In thinking about crystal, I can’t help thinking from the outset about refractions and reflections, and visual phenomenology that enter my way of then describing my responses to poems: I seem to need to shade my eyes occasionally already from light flashing and glinting off the surface of these poems’ constantly moving syntax. In this way, they seem similar to Meredith’s work. But in so many ways, curiously dissimilar, distinct. Tonight we begin to move into the inevitable practice of comparison, one poetry to another, and we’ll find ourselves seeing qualities in Michael’s work that were not present or were handled differently in Meredith’s. I like to think of this as generative context building, instead of an occasion for ranking. As you read and put these poetries into a spectral relationship with all the other poetries we look at this term, and all the poetries you know, I’m hoping that this learning is a process, too, of dislocations and deformations, as much about fit as about the interesting misfit of tongue to taste, responses that trigger new nodes of thought, new content in the mailbox, new patterns on the keyboard.
5.
For what happens to language when we are lost? When I read Influency registrant Chantal Perrot’s response this weekend I heard many of the particular habits of lostness, its diction: repetitions through which the speaker tries to ground and anchor, questions seeking some form of answer, fragments as if the full statement is too dizzy to complete itself, appeals where the voice rises as if into a distance, probing it, cadent cries where gravitas pulls voice back to earth, proclamations of bravery against the dark, then howls, just howls into reverberant cosmos. And it is this labour that lands you somewhere in the land of the living, instead of the field of the zombies.

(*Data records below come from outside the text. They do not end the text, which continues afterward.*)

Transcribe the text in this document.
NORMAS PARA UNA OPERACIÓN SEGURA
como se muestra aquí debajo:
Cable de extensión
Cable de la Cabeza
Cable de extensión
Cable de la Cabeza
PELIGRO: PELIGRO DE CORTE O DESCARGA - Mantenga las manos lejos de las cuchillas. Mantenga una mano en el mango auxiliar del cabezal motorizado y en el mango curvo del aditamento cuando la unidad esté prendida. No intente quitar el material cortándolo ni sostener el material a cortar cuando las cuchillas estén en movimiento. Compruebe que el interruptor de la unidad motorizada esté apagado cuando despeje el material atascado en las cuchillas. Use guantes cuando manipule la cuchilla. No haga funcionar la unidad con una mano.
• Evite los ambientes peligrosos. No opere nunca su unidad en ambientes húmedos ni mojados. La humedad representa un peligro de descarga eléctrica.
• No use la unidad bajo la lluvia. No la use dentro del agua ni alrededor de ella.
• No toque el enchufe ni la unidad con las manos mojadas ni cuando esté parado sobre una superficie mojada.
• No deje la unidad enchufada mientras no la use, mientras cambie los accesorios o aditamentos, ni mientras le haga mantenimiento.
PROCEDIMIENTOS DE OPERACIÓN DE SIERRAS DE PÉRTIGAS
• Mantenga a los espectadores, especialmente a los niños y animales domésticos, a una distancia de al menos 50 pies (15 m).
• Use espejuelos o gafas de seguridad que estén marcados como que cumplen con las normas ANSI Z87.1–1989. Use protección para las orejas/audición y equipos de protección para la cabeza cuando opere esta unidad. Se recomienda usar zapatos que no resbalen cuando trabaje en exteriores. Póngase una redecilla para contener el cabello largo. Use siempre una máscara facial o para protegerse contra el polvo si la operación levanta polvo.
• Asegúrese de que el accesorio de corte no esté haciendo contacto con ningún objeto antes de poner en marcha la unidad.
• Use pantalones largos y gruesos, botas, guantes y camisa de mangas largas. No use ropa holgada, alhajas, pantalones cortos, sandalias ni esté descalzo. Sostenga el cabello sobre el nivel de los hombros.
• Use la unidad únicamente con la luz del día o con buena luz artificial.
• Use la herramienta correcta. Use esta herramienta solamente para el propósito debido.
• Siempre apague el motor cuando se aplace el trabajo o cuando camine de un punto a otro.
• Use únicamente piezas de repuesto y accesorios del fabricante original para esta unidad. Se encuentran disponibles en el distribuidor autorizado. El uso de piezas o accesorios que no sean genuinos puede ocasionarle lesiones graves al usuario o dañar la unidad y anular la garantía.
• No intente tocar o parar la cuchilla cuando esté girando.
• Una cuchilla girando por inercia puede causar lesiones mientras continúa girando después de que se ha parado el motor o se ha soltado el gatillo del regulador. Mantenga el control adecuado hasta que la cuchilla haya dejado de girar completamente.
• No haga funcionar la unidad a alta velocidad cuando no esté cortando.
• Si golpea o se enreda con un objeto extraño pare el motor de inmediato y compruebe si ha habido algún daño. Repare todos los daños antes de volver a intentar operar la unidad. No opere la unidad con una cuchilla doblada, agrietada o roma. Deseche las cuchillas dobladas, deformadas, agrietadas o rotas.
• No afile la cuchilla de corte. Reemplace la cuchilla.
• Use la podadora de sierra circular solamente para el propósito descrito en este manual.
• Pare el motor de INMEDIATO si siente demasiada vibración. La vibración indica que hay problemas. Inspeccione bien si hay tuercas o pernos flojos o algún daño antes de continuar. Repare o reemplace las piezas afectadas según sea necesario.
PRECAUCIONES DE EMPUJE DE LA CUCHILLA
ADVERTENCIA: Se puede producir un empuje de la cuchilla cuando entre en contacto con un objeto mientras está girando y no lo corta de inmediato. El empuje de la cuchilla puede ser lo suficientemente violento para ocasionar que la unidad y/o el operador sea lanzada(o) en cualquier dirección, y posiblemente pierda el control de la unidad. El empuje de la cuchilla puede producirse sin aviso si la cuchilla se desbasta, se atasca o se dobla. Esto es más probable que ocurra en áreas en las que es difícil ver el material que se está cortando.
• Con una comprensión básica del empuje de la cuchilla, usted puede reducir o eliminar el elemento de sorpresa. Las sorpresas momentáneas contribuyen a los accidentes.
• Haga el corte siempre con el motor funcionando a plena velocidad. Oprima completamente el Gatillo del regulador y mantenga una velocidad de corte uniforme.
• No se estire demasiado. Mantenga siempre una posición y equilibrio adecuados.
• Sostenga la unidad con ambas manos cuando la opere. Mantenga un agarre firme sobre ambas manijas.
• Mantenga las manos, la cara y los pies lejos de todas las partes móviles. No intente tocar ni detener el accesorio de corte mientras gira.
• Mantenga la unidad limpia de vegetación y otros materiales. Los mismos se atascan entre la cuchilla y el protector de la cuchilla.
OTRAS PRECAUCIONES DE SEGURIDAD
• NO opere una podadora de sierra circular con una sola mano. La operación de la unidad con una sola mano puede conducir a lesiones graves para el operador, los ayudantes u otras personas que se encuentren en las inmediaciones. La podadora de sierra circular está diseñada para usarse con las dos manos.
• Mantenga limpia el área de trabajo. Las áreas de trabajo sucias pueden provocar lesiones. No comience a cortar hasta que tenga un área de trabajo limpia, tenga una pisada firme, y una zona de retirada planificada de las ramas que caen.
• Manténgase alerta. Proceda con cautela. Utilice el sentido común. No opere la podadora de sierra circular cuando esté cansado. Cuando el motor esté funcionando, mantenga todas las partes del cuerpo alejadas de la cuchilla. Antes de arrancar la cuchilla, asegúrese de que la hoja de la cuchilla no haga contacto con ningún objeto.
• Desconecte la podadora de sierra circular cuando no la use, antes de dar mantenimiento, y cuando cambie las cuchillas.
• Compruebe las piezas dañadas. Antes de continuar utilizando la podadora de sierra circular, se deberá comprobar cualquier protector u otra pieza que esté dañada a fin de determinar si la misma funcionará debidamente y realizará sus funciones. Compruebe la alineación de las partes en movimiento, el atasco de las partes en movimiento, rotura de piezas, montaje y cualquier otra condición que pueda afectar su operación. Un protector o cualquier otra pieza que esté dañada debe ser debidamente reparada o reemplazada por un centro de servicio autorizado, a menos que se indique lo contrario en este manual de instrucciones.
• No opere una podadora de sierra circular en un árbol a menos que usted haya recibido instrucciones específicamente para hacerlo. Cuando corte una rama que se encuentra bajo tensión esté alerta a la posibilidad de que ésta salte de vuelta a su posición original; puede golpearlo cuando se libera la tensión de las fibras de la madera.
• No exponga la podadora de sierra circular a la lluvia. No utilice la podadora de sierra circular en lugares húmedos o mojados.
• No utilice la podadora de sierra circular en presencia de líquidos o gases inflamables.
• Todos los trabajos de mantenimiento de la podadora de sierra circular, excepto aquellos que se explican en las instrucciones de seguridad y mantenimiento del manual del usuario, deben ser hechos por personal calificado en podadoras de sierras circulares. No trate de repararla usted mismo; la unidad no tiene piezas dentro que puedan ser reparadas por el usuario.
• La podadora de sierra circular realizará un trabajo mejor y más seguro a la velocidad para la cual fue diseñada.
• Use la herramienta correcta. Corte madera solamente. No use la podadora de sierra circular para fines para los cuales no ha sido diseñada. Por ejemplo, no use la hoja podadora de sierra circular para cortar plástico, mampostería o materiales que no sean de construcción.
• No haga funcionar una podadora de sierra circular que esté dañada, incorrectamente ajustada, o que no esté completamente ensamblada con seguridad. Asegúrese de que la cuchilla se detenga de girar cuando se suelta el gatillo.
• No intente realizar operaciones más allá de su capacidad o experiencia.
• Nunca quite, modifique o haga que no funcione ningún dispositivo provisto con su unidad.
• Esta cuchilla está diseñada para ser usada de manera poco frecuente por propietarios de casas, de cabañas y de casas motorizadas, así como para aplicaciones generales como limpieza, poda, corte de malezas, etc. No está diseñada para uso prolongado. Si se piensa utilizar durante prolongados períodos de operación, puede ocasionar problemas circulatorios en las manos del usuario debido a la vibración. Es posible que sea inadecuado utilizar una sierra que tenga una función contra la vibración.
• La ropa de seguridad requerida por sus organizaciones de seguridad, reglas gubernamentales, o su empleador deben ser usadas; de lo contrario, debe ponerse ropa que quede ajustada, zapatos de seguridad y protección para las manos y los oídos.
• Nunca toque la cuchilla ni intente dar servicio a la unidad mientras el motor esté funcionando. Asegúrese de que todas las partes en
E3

Is being lost being in transit from one known to another known, mediated by a panic that this act of relocation cannot and will not be completed? Think of the figures of speech we use to express bewilderment: “I’m not sure I follow you.” “But where are we going with this?” And the plaintive, “Um, are you with me?” Well, let’s get lost some more, this time, in crystal.
Boughn, Michael. Dislocations in Crystal. Toronto: Coach House Books, 2003. Print.
Perrot. Chantal. “xxx words and counting.” Influency Salon, issue 2, May 2010, http://www.influencysalon.ca.
Quartermain, Meredith. Matter. Toronto: BookThug, 2008. Print.